Zur Zeit sieht die Situation aber nun einmal so aus, dass Madrid sich keinen Zentimeter bewegen will. "Die spanische Seite hat das Gefühl, sie hat die Möglichkeit, zu gewinnen. Warum sollte sie also nachgeben?” Sie vertrete die Meinung: Entweder die katalanische Seite gibt komplett auf - oder sie erklärt einseitig die Unabhängigkeit. "Und das wäre wirklich riskant für die katalanische Regierung, weil es keine Mehrheit in der katalanischen Bevölkerung gibt, die das unterstützt”, so Bartomeu. In der Folge würde die spanische Regierung Artikel 155 der Verfassung anwenden. Und dann? Bartomeus: "Das ist das unbekannte Desaster.”

Ausschlaggebend dabei könnte die linke CUP sein, die Partei "Kandidatur der Volkseinheit”. Sie sichert Präsident Puigdemont die Mehrheit im katalonischen Parlament.

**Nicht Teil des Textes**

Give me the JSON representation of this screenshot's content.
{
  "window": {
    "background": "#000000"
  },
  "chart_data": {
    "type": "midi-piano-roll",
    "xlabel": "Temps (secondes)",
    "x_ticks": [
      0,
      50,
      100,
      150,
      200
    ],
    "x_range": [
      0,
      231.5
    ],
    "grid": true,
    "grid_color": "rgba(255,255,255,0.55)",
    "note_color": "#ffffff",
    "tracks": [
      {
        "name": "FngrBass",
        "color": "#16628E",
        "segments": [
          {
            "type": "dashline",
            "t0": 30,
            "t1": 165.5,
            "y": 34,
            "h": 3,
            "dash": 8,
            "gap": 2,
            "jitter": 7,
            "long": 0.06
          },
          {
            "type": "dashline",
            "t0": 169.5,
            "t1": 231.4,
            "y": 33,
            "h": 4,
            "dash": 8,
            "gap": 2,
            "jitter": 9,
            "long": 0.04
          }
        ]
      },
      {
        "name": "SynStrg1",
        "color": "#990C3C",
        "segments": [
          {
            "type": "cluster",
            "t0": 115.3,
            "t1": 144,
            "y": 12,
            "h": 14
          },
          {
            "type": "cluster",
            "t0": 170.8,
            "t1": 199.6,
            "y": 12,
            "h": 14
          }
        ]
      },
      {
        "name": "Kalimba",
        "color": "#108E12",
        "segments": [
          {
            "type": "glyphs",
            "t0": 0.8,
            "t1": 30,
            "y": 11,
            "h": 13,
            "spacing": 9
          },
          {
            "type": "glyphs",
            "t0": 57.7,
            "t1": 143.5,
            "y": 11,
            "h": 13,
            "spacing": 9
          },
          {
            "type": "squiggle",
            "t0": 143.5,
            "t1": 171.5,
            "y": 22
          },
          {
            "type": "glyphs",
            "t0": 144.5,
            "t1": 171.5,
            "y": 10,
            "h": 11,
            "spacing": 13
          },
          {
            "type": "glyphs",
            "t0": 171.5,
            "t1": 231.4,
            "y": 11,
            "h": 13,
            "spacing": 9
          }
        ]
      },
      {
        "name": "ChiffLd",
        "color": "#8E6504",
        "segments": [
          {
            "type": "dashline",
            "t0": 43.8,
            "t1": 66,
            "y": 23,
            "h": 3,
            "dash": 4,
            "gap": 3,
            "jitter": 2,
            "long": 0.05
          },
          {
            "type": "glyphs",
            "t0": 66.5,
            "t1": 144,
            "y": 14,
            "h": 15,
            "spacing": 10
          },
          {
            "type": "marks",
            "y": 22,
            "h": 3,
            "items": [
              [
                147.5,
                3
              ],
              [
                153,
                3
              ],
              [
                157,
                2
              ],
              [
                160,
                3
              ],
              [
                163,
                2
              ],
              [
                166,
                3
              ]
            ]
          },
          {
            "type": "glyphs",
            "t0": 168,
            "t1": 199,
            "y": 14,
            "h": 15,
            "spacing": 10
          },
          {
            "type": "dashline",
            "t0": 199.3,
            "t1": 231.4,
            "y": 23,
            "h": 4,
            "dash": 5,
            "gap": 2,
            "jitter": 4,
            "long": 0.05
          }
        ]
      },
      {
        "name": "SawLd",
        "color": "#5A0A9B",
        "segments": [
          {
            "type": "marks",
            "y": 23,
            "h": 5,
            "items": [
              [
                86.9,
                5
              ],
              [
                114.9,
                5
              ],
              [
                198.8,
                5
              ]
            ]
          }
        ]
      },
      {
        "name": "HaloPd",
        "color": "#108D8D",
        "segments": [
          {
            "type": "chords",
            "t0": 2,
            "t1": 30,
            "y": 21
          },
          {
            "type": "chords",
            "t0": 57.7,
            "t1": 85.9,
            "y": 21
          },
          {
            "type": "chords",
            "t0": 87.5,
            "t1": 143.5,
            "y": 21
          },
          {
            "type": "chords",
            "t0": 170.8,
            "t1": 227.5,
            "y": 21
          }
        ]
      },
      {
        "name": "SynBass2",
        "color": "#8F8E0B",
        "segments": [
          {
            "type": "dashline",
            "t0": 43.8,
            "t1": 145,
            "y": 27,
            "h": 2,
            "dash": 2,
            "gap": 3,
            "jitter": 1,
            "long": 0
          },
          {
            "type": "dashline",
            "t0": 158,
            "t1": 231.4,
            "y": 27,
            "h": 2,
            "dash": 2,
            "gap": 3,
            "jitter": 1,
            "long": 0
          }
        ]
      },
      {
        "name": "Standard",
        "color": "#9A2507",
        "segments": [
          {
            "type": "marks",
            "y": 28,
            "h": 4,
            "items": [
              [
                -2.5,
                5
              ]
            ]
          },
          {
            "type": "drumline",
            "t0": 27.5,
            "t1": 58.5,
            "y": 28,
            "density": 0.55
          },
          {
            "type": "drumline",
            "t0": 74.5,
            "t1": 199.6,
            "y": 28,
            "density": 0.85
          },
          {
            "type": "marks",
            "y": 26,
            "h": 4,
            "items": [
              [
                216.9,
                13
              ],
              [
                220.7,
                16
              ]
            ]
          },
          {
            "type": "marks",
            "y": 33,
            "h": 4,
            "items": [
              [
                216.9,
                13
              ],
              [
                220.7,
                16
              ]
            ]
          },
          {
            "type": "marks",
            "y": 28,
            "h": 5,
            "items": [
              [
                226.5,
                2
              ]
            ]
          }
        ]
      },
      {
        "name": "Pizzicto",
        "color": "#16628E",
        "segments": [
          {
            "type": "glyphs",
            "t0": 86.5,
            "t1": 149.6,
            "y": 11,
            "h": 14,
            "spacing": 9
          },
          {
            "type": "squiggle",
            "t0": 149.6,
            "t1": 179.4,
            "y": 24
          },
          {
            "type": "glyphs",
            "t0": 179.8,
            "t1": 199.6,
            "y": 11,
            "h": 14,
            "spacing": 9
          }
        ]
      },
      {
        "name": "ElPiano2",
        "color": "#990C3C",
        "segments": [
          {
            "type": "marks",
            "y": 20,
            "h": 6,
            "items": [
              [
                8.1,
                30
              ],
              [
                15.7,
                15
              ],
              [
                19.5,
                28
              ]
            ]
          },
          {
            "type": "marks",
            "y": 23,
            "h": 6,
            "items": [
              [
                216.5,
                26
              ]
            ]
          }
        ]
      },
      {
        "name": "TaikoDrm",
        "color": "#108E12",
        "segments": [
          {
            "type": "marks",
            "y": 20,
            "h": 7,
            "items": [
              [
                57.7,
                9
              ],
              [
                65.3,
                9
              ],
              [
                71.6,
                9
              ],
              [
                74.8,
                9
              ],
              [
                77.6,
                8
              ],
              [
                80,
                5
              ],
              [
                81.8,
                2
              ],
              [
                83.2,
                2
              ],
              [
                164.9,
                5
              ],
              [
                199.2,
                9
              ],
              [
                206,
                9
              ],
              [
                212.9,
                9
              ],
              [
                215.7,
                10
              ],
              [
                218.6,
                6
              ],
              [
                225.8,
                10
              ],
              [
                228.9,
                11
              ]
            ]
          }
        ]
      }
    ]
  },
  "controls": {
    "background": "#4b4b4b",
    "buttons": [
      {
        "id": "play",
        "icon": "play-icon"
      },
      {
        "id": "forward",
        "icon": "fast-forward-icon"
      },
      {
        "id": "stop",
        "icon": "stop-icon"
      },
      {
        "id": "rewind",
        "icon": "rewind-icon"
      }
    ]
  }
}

CUP-Sprecher Quim Arrufat sagt, er wolle "keine unilateralen Schritte machen”. Erst recht nicht nach der Repression, die vom spanischen Staat vor und am Tag des Referendums ausgegangen sei. "Wenn sich auf der spanischen Seite aber etwas bewegt, dann warten wir und sehen, was passiert.” Für Dialog stünden sie bereit, sagt Arrufat.

Spanien CUP-Sprecher Quim Arrufat in Barcelona
Will keine "unilateralen Schritte": Parteisprecher Quim ArrufatBild: DW/M. Müller

Separatistenbewegung könnte sich radikalisieren

Am Ende gehe es bei der Frage der Unabhängigkeitserklärung aber nicht mehr um die Frage "ob”, denn das sei sicher, sondern um das "wann”. Am Dienstag, wenn Präsident Puigdemont im katalonischen Parlament spricht, werde es wohl aber noch nicht so weit sein, sagt Arrufat. Wird Puigdemont einen Rückzieher machen? "Nein”, lautet die bestimmte Antwort des Parteisprechers.

Politikwissenschaftler Bartomeu sieht die Sache problematisch. "Wenn die Regierung Puigdemont sagt: Vergessen wir das mit der Unabhängigkeit, dann hat sie ein Problem. Denn sagen können sie das zwar ruhig, aber die zwei Millionen Separatismus-Anhänger werden deshalb nicht aufhören zu demonstrieren, im Gegenteil.” Die katalonische Regierung drohe dann die Kontrolle zu verlieren. "Die Bewegung würde zwar kleiner werden, aber dafür umso radikaler”, warnt Bartomeu. "Und dann kann keiner mehr Gewalt zwischen Separatisten und Polizei ausschließen.”